STUDENT TO FILE COMPLAINT WITH QUEBEC HUMAN RIGHTS COMMISSION OVER FROSH BLACKFACE INCIDENT HEC

MONTREAL (CUP) — A McGill law student will be filing a complaint with the Quebec Human Rights Commission after witnessing and recording the use of blackface at a frosh activity on Sept. 15.

Anthony Morgan explained he was walking by the Université de Montréal campus when he passed a group of students, dressed in Jamaican colours and “rasta" hats, who were waving the Jamaican flag, chanting, “More weed, ya mon, ya mon!”

Morgan returned to film the incident and posted it on YouTube. He said that when he returned, someone pointed to him, saying, “We’ve got a real black person here.”

“I was just stunned. I couldn't believe what I was seeing,” said Morgan, who is of Jamaican descent. “I felt ... it was very offensive.”

Blackface originated as a form of theatrical makeup in vaudeville to depict black characters, often propagating negative stereotypes.

The students were a group from HEC Montréal, the elite business school affiliated with Université de Montréal. According to a student representative, they were paying tribute to Jamaican sprinter Olympian Usain Bolt.

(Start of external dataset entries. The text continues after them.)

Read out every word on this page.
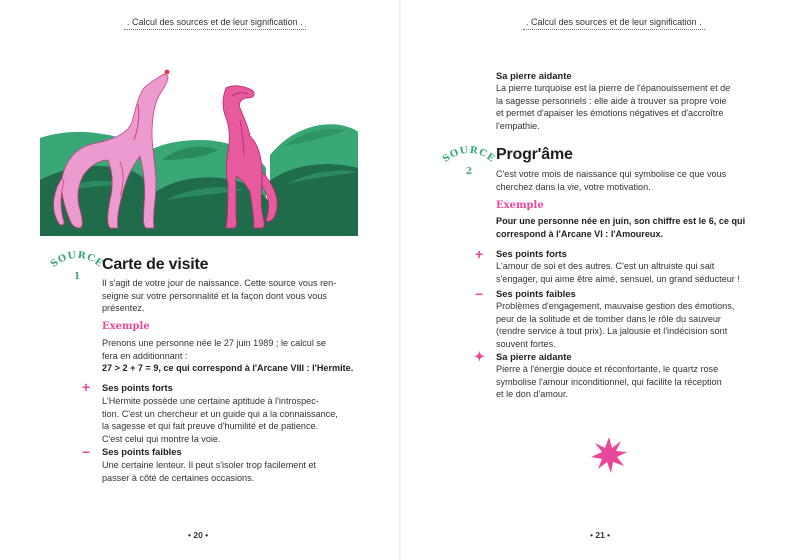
. Calcul des sources et de leur signification .
SOURCE
1
Carte de visite
Il s'agit de votre jour de naissance. Cette source vous ren-
seigne sur votre personnalité et la façon dont vous vous
présentez.
Exemple
Prenons une personne née le 27 juin 1989 ; le calcul se
fera en additionnant :
27 > 2 + 7 = 9, ce qui correspond à l'Arcane VIII : l'Hermite.
+ Ses points forts
L'Hermite possède une certaine aptitude à l'introspec-
tion. C'est un chercheur et un guide qui a la connaissance,
la sagesse et qui fait preuve d'humilité et de patience.
C'est celui qui montre la voie.
− Ses points faibles
Une certaine lenteur. Il peut s'isoler trop facilement et
passer à côté de certaines occasions.
• 20 •
. Calcul des sources et de leur signification .
Sa pierre aidante
La pierre turquoise est la pierre de l'épanouissement et de
la sagesse personnels : elle aide à trouver sa propre voie
et permet d'apaiser les émotions négatives et d'accroître
l'empathie.
SOURCE
2
Progr'âme
C'est votre mois de naissance qui symbolise ce que vous
cherchez dans la vie, votre motivation.
Exemple
Pour une personne née en juin, son chiffre est le 6, ce qui
correspond à l'Arcane VI : l'Amoureux.
+ Ses points forts
L'amour de soi et des autres. C'est un altruiste qui sait
s'engager, qui aime être aimé, sensuel, un grand séducteur !
− Ses points faibles
Problèmes d'engagement, mauvaise gestion des émotions,
peur de la solitude et de tomber dans le rôle du sauveur
(rendre service à tout prix). La jalousie et l'indécision sont
souvent fortes.
✦ Sa pierre aidante
Pierre à l'énergie douce et réconfortante, le quartz rose
symbolise l'amour inconditionnel, qui facilite la réception
et le don d'amour.
• 21 •
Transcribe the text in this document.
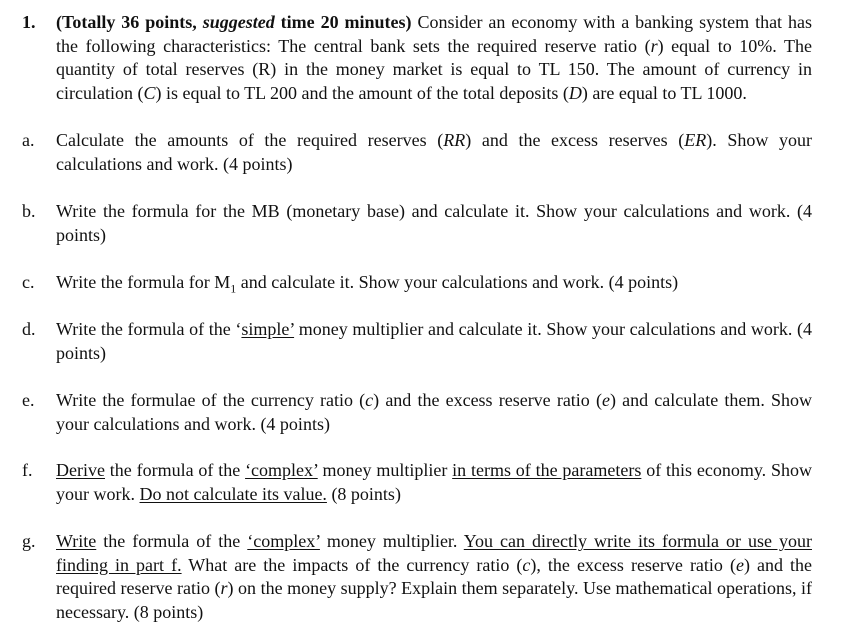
1.	(Totally 36 points, suggested time 20 minutes) Consider an economy with a banking system that has the following characteristics: The central bank sets the required reserve ratio (r) equal to 10%. The quantity of total reserves (R) in the money market is equal to TL 150. The amount of currency in circulation (C) is equal to TL 200 and the amount of the total deposits (D) are equal to TL 1000.
a.	Calculate the amounts of the required reserves (RR) and the excess reserves (ER). Show your calculations and work. (4 points)
b.	Write the formula for the MB (monetary base) and calculate it. Show your calculations and work. (4 points)
c.	Write the formula for $M_1$ and calculate it. Show your calculations and work. (4 points)
d.	Write the formula of the ‘simple’ money multiplier and calculate it. Show your calculations and work. (4 points)
e.	Write the formulae of the currency ratio (c) and the excess reserve ratio (e) and calculate them. Show your calculations and work. (4 points)
f.	Derive the formula of the ‘complex’ money multiplier in terms of the parameters of this economy. Show your work. Do not calculate its value. (8 points)
g.	Write the formula of the ‘complex’ money multiplier. You can directly write its formula or use your finding in part f. What are the impacts of the currency ratio (c), the excess reserve ratio (e) and the required reserve ratio (r) on the money supply? Explain them separately. Use mathematical operations, if necessary. (8 points)
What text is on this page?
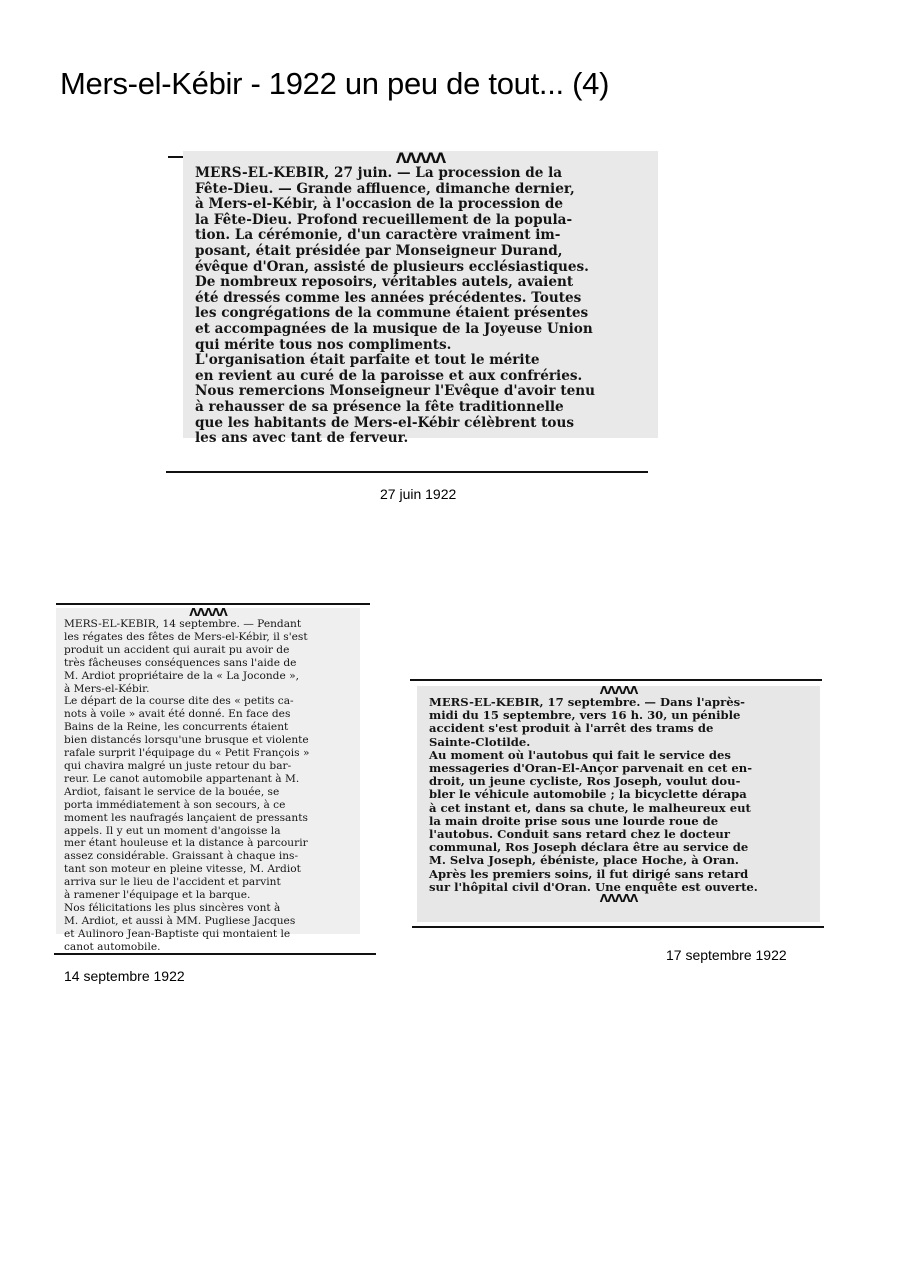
Mers-el-Kébir - 1922 un peu de tout... (4)
ɅɅɅɅɅ
MERS-EL-KEBIR, 27 juin. — La procession de la
Fête-Dieu. — Grande affluence, dimanche dernier,
à Mers-el-Kébir, à l'occasion de la procession de
la Fête-Dieu. Profond recueillement de la popula-
tion. La cérémonie, d'un caractère vraiment im-
posant, était présidée par Monseigneur Durand,
évêque d'Oran, assisté de plusieurs ecclésiastiques.
De nombreux reposoirs, véritables autels, avaient
été dressés comme les années précédentes. Toutes
les congrégations de la commune étaient présentes
et accompagnées de la musique de la Joyeuse Union
qui mérite tous nos compliments.
L'organisation était parfaite et tout le mérite
en revient au curé de la paroisse et aux confréries.
Nous remercions Monseigneur l'Evêque d'avoir tenu
à rehausser de sa présence la fête traditionnelle
que les habitants de Mers-el-Kébir célèbrent tous
les ans avec tant de ferveur.
27 juin 1922
ɅɅɅɅɅ
MERS-EL-KEBIR, 14 septembre. — Pendant
les régates des fêtes de Mers-el-Kébir, il s'est
produit un accident qui aurait pu avoir de
très fâcheuses conséquences sans l'aide de
M. Ardiot propriétaire de la « La Joconde »,
à Mers-el-Kébir.
Le départ de la course dite des « petits ca-
nots à voile » avait été donné. En face des
Bains de la Reine, les concurrents étaient
bien distancés lorsqu'une brusque et violente
rafale surprit l'équipage du « Petit François »
qui chavira malgré un juste retour du bar-
reur. Le canot automobile appartenant à M.
Ardiot, faisant le service de la bouée, se
porta immédiatement à son secours, à ce
moment les naufragés lançaient de pressants
appels. Il y eut un moment d'angoisse la
mer étant houleuse et la distance à parcourir
assez considérable. Graissant à chaque ins-
tant son moteur en pleine vitesse, M. Ardiot
arriva sur le lieu de l'accident et parvint
à ramener l'équipage et la barque.
Nos félicitations les plus sincères vont à
M. Ardiot, et aussi à MM. Pugliese Jacques
et Aulinoro Jean-Baptiste qui montaient le
canot automobile.
14 septembre 1922
ɅɅɅɅɅ
MERS-EL-KEBIR, 17 septembre. — Dans l'après-
midi du 15 septembre, vers 16 h. 30, un pénible
accident s'est produit à l'arrêt des trams de
Sainte-Clotilde.
Au moment où l'autobus qui fait le service des
messageries d'Oran-El-Ançor parvenait en cet en-
droit, un jeune cycliste, Ros Joseph, voulut dou-
bler le véhicule automobile ; la bicyclette dérapa
à cet instant et, dans sa chute, le malheureux eut
la main droite prise sous une lourde roue de
l'autobus. Conduit sans retard chez le docteur
communal, Ros Joseph déclara être au service de
M. Selva Joseph, ébéniste, place Hoche, à Oran.
Après les premiers soins, il fut dirigé sans retard
sur l'hôpital civil d'Oran. Une enquête est ouverte.
ɅɅɅɅɅ
17 septembre 1922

HEC spokesman Michael Lartigau forwarded an email written by Frank Sciortino, a second-year student and frosh organizer, to Canadian University Press. Sciortino explained that students had to choose an “ambassador” for an Olympics-themed activity. The group depicted in Morgan's video selected Bolt and “decided to costume themselves” as the sprinter. Sciortino wrote that it was not a racist act.

Morgan does not agree. “That is the part of it that is the most violently racist,” he said in response. “[Being black] is not a costume that you put on.”

“Regardless of what the students intended, that is the problem right there,” Morgan continued. “It is wrong, it is a symbol of hatred and denigration. It should not be used in the way that it was used.”

Meanwhile, HEC is looking to turn the incident into a “learning experience.”


“The [student association] and HEC Montréal have jointly decided to offer the organizers of the different student activities a chance to participate in a training program on intercultural issues, as a way of ensuring that future student activities respect the different values of our increasingly multicultural world,” stated a release issued by the school, without explaining any further details.
“I don't put the students themselves at fault,” said Morgan. He thinks that education is key to preventing incidents like this from occurring, and he hopes that a dialogue can be begin on what he considers a “large problem.”

“This is not just about a few bad apples,” said Morgan. “This is about a greater problem about what we think about, how we value, how we understand, how we discuss — if we discuss — black history, culture and contribution.”

Morgan himself worked on a case where a black man was thrown out of amusement park La Ronde for wearing a Bob Marley shirt with marijuana symbols on it. Bruno Moise was told his clothing did not respect the park’s “family values.” The case was mediated with the Commission’s involvement.

Fo Niemi, director of Montreal’s Centre for Research-Action on Race Relations, suggested this type of activity would not be as likely to happen at an English school.

“We’re talking basically about two solitudes, in terms of each solitude’s understanding as to why this does or does not represent racially-offensive stereotypes,” said Niemi, talking about the difference between the anglophone and francophone communities in Quebec. “In the francophone culture, I don’t think we have the same degree of social or race awareness.”

He pointed to recent jokes and sketches in Quebec culture and entertainment as evidence, like the 2008 TV sketches depicting American president Barack Obama.

Advocacy group Black Coalition of Quebec has since called for a human rights inquiry into the “hateful incident.”

In fall 2010, a management students association at McGill University put a halt to a frosh activity when accusations of cultural insensitivity were raised around its tribal theme. A promotional video showed students in costume and face paint, representing four different tribes: the Zulu, Maasai, Inca and Maori.

The incident at HEC has since been covered by news services around the world, including the UK'sDaily Mail.